I am a post graduate electrical engineering student who is working with some optimization. Particularly, the objective function of my problem has the form
$\begin{array}{*{20}{c}} {\left( P \right)}&{\mathop {\min }\limits_{x,y,z} }&{{g_1}\left( x \right) \times {g_2}\left( y \right) \times {g_3}\left( z \right)}\\ {}&{s.t}&{{x_L} \le {f_1}\left( x \right) \le {x_U}}\\ {}&{}&{{y_L} \le {f_2}\left( y \right) \le {y_U}}\\ {}&{}&{{z_L} \le {f_3}\left( z \right) \le {z_U}} \end{array}$
Here $x_L$,$y_L$ and $z_L$ are some numerical lower bound. Likewise $x_U$,$y_U$ and $z_U$ are some numerical upper bound.
Therefore, my question is that can I find the optimal decision variable $x,y,z$ of problem $(P)$ by solving these 3 separates univariate problem $P_1$, $P_2$ and $P_3$ ?
$\begin{array}{*{20}{c}} {\left( {{P_1}} \right)}&{\mathop {\min }\limits_x }&{{g_1}\left( x \right)}\\ {}&{s.t}&{{x_L} \le {f_1}\left( x \right) \le {x_U}} \end{array}$
$\begin{array}{*{20}{c}} {\left( {{P_2}} \right)}&{\mathop {\min }\limits_y }&{{g_2}\left( y \right)}\\ {}&{s.t}&{{y_L} \le {f_2}\left( y \right) \le {y_U}} \end{array}$
$\begin{array}{*{20}{c}} {\left( {{P_3}} \right)}&{\mathop {\min }\limits_z }&{{g_3}\left( z \right)}\\ {}&{s.t}&{{z_L} \le {f_3}\left( z \right) \le {z_U}} \end{array}$
Also,if the answer is 'yes' then what would be the rigorous explanation for this approach ?
Note that sometimes $f(.)$ and $g()$ are not differentiable.

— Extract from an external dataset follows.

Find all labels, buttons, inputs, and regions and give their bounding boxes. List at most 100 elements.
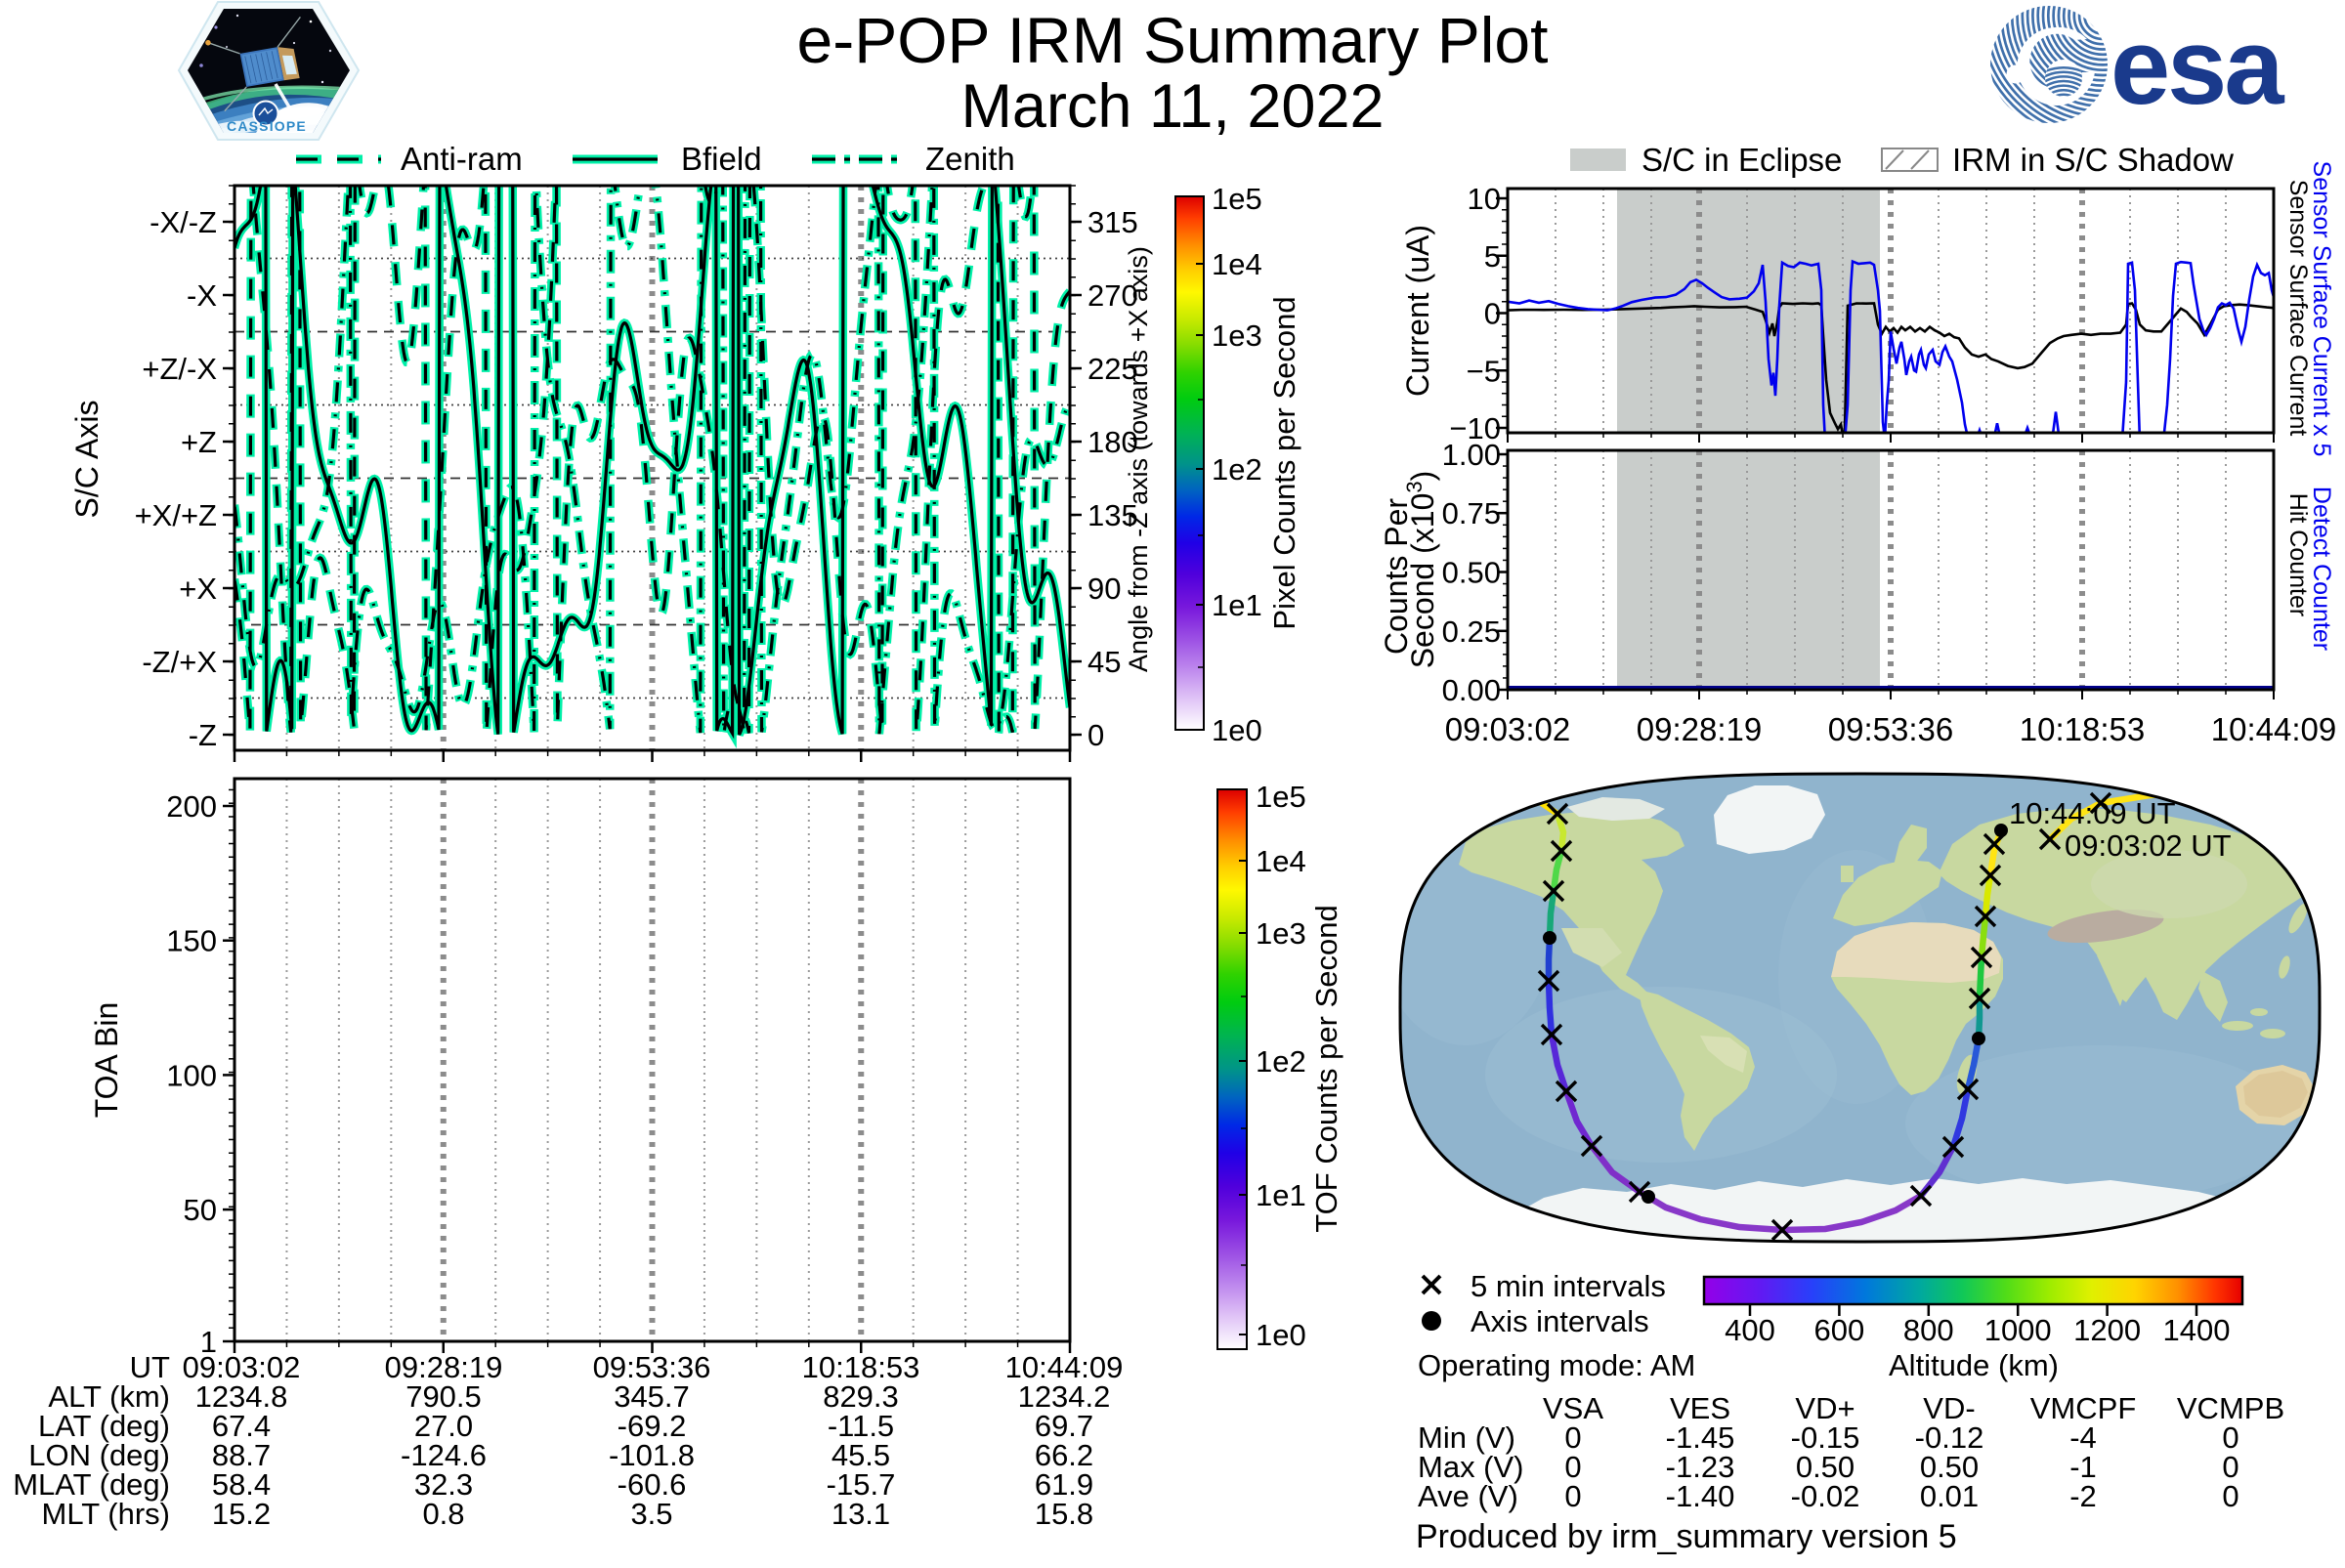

Thank you for your enthusiasm !
Without restrictions on the functions $g_1,g_2,g_3$ the general answer is no, you cannot separately optimize the variables. For example,
For a concrete example consider $g_1 = g_2 = g_3 = f_1 = f_2 = f_3$ where the common function is $g_1(t) = t$ and $$x_L = -1, x_U = 1, y_L=-1,y_U = 1, z_L = 1,z_U = 2.$$ In this case the minimum is obtained with $x = -1, y = 1, z=2$ and obtains $xyz = -2$. If the variables are optimized separately you will have $x = -1, y = -1, z = 1$ and obtain $xyz = +1$.
However, all of these issues go away if $g_1,g_2,g_3 \geq 0$ (or at least they are non-negative on the feasible set). To see this, let $(x_j,y_j,z_j)$ be the optimal argument when the variables are jointly considered. Let $(x_s,y_s,z_s)$ be the optimal arguments for each problem separately. A quick check shows that $(x_s,y_s,z_s)$ is feasible, and therefore since $(x_j,y_j,z_j)$ obtains the minimum we have \begin{align} g_1(x_j)g_2(y_j)g_3(z_j) \leq g_1(x_s)g_2(y_s)g_3(z_s). \end{align} However, since $x_j,y_j,z_j$ are separately the best and $g_1,g_2,g_3$ are non-negative it holds that \begin{align} g_1(x_j)g_2(y_j)g_3(z_j) &\geq g_1(x_s)g_2(y_j)g_3(z_j) & (g_1(x_j) \geq g_1(x_s)) \\ &\geq g_1(x_s)g_2(y_s)g_3(z_j) & (g_2(y_j) \geq g_2(y_s)) \\ &\geq g_1(x_s)g_2(y_s)g_3(z_s) & (g_3(z_j) \geq g_3(z_s)) \end{align} This shows that actually you have $$ g_1(x_j)g_2(y_j)g_3(z_j) = g_1(x_s)g_2(y_s)g_3(z_s) $$ That is, the separate minimization actually achieves the same minimum as the joint minimization.
Notes
The key to making this all work is that $g_1,g_2,g_3$ are all non-negative which is what ensures that none of the signs end up flipping in the chain of inequalities above.
The same result can be reached using properties of logarithms if you assume $g_1,g_2,g_3$ but is a bit annoying if you allow them to equal 0.
Induction can extend this to $N$ products
The constraints being separable is also critical to ensuring that the separate optimization returns a feasible solution.